(De) Poolse vlecht
- voor Oscar Timmers -
In mijn oudste wdb. - P. Boissière. Dictionnaire analogique de la langue française - dat al van vóór 1850 is, tref ik PLICA ou PLIQUE aan met de definitie: maladie du cuir chevelu en Pologne (= ziekte van de behaarde hoofdhuid in Polen).

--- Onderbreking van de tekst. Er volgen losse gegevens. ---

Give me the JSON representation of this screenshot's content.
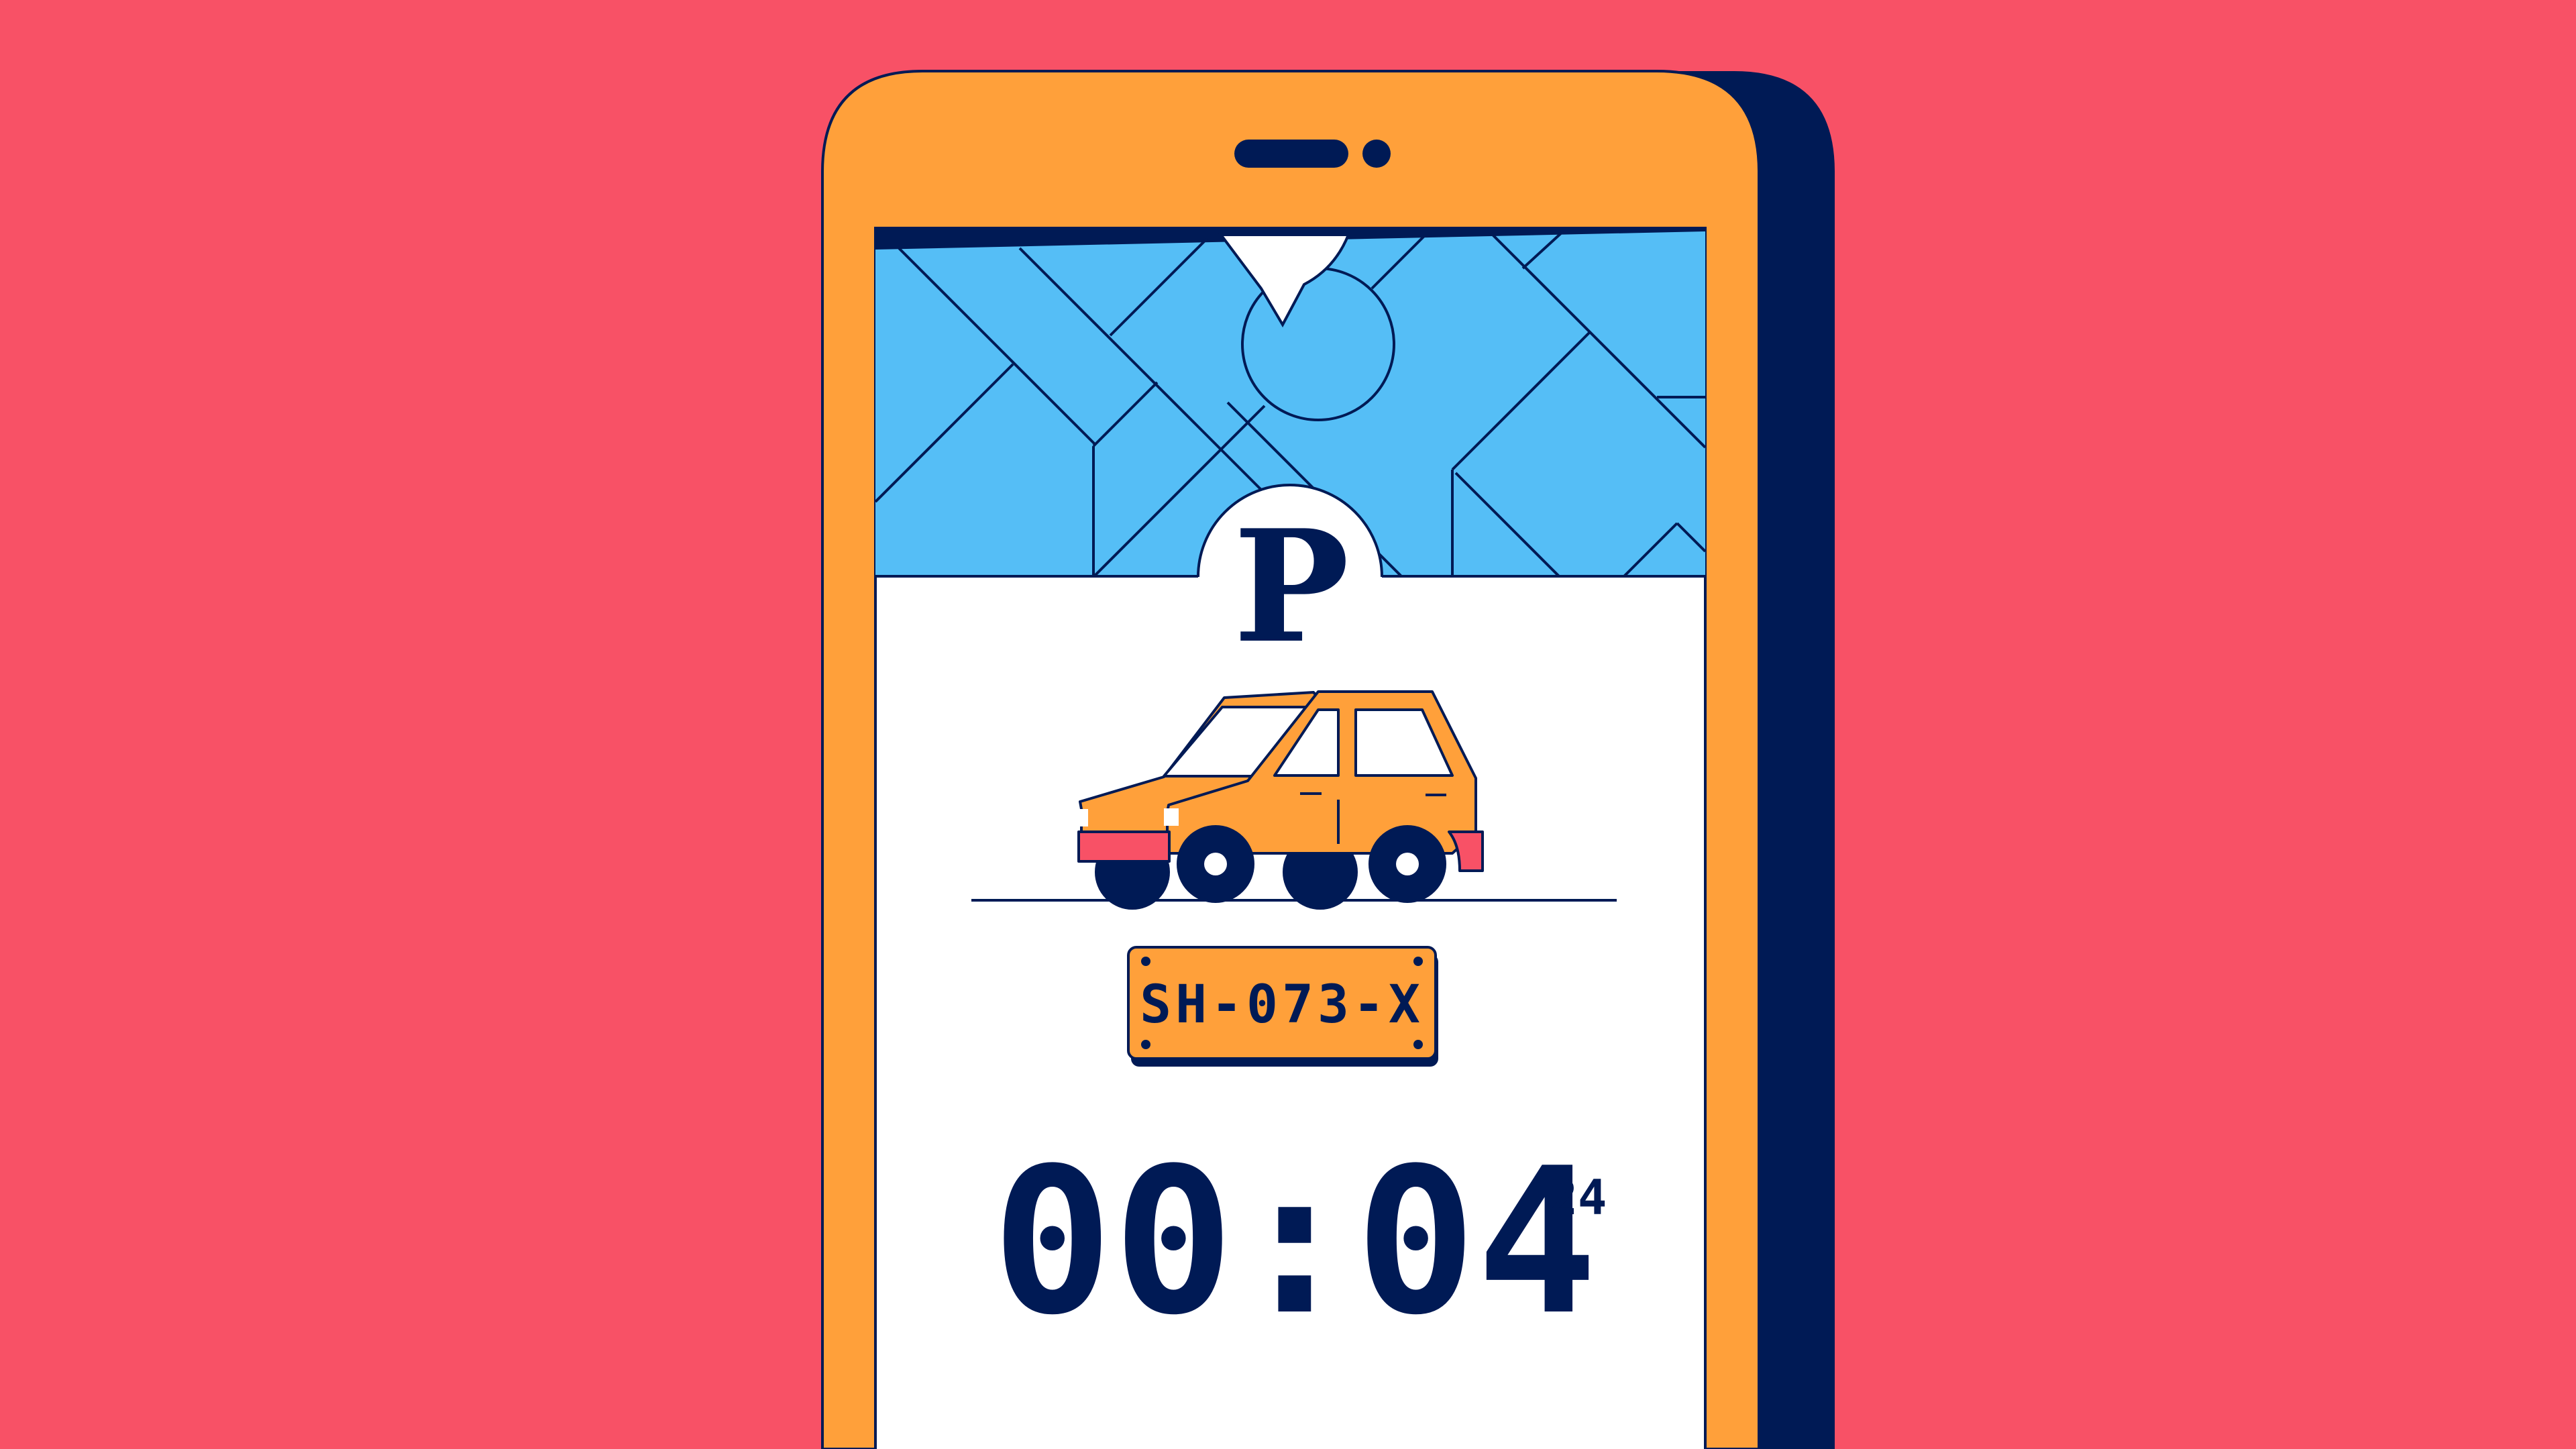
{
  "colors": {
    "background": "#F85166",
    "phone_body": "#FFA03A",
    "phone_shadow": "#001A55",
    "navy": "#001A55",
    "map_water": "#55BEF6",
    "screen": "#FFFFFF",
    "plate": "#FFA03A",
    "bumper": "#F85166"
  },
  "icons": {
    "parking": "parking-icon",
    "car": "car-icon",
    "location_pin": "location-pin-icon",
    "map": "map-icon"
  },
  "parking": {
    "sign_letter": "P"
  },
  "vehicle": {
    "license_plate": "SH-073-X"
  },
  "timer": {
    "main": "00:04",
    "seconds": "24"
  }
}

Kramers & Bonte. Dictionnaire français -néerlandais. Gouda, Van Goor, 1858, geeft: PLIQUE, f. [Méd.] Poolsche vlecht, eene in Polen vaak voorkomende haarziekte, die uit onzuivere sappen haren oorsprong neemt, PLICA, f. In Sachs-Villatte. Enzyklopädisches Wörterbuch van 1856 komt het als WEICHSELZOPF voor. (ZOPF = vlecht, en de WEICHSEL stroomt door Polen). In het Spaans en Engels heet het gewoon PLICA, maar wèl met de omschrijving: a disease of the hair, peculiar to Poland and the neighbouring countries, in which the hair is vascularly thickened, matted, or clotted (The concise English dictionary, 1920). In de Petit Larousse illustré van 1918 lees ik zelfs: PLIQUE, n.f. (du latin PLICARE = plier). Enchevêtrement des cheveux et des poils de la barbe, observé en Pologne et dû à la malpropreté. (Ja, ja, die Polen dàt waren viezerikken!).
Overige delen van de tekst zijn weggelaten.